What God Alone Can Reveal
By Chuck Alley
Reading from the Gospel of John, 1:29-34
29 The next day he saw Jesus coming towards him and declared, “Here is the Lamb of God who takes away the sin of the world! 30This is he of whom I said, ‘After me comes a man who ranks ahead of me because he was before me.’ 31I myself did not know him; but I came baptizing with water for this reason, that he might be revealed to Israel.” 32And John testified, “I saw the Spirit descending from heaven like a dove, and it remained on him. 33I myself did not know him, but the one who sent me to baptize with water said to me, ‘He on whom you see the Spirit descend and remain is the one who baptizes with the Holy Spirit.’ 34And I myself have seen and have testified that this is the Son of God.”
Even for one called by God, recognition of Jesus as the incarnate Son and Redeemer of the world only comes through revelation. John the Baptist was quite sure about his identity and what he was called to do, but he was ignorant of the identity of the one he was to proclaim. God, the one to whom John had committed his life, told him what he was to look for in the one who was to follow him: “The man on whom you see the Spirit come down and remain is he who will baptize with the Holy Spirit.” John remembered the sign so that when he saw it manifested with Jesus, he knew that Jesus was the one. God spoke, the Spirit revealed, Jesus came, and John believed.
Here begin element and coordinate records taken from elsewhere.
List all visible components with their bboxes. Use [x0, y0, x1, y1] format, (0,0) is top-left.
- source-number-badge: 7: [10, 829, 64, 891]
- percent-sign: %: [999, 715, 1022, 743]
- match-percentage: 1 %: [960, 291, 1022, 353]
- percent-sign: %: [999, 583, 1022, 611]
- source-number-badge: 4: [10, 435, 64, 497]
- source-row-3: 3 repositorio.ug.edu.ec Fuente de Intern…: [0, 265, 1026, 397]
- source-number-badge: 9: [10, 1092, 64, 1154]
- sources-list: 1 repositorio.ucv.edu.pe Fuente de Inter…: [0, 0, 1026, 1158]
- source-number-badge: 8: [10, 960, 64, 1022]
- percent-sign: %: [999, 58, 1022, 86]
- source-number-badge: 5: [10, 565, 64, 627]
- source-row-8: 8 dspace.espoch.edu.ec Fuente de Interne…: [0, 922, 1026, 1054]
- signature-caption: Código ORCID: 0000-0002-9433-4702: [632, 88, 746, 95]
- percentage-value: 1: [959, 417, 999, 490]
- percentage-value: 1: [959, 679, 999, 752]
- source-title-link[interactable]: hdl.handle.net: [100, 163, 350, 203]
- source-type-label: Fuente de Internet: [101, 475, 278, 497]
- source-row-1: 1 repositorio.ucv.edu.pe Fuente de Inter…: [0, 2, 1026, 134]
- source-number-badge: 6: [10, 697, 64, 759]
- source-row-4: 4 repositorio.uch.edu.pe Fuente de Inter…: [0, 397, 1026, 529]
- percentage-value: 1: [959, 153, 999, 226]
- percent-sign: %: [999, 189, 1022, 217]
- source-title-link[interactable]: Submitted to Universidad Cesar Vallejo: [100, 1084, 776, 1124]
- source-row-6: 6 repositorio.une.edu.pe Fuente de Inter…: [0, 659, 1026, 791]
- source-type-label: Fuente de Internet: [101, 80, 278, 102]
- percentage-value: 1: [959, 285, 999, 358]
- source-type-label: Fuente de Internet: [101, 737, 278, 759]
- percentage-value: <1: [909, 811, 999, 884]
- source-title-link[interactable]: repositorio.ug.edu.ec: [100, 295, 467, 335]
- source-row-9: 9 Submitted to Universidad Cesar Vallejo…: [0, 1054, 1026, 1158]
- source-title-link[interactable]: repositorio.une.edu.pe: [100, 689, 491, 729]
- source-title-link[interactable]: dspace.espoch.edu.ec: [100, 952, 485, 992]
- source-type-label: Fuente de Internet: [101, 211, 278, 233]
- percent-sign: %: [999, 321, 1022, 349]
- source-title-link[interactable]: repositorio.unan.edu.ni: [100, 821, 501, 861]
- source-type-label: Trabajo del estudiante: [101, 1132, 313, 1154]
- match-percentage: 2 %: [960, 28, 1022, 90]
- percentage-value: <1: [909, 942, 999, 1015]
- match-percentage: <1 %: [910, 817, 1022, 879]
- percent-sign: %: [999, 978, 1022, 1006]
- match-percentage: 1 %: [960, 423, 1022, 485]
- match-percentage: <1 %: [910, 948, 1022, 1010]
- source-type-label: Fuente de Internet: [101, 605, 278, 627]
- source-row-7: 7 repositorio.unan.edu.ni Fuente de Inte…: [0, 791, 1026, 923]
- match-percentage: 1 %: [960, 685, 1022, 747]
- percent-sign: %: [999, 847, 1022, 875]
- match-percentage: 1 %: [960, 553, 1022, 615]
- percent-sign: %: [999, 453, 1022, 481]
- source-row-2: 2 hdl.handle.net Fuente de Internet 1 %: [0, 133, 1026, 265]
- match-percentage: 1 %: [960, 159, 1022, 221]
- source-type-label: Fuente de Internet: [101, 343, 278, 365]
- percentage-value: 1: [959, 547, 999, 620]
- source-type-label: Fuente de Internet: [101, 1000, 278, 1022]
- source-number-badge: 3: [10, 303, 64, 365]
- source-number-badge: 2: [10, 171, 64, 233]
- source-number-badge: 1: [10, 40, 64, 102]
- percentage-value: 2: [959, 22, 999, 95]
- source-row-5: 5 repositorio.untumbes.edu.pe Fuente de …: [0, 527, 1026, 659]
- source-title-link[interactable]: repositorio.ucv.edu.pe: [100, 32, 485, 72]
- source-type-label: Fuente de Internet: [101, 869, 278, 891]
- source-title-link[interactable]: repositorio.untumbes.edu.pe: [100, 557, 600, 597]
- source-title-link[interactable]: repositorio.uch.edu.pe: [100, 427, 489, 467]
If we are to recognize the revelation of Jesus, we too must study and remember God’s Word. Most of the time we function at the level of our own expectations and experiences with perhaps a smattering of scripture thrown in. So when we seek to know Jesus, we tend to get it wrong. Our lack of a formative understanding of Scripture causes us to take our partial knowledge, supplement it with our preferences, and then proclaim a personal version of Jesus — another “Messiah.” We need to learn to be like John in that we will only settle for or recognize Jesus as he is revealed by God.
Chuck Alley is a retired Episcopal priest and an adjunct associate professor of anatomy on the medical faculty of Virginia Commonwealth University. He and his wife, Scottie, have three children and nine grandchildren.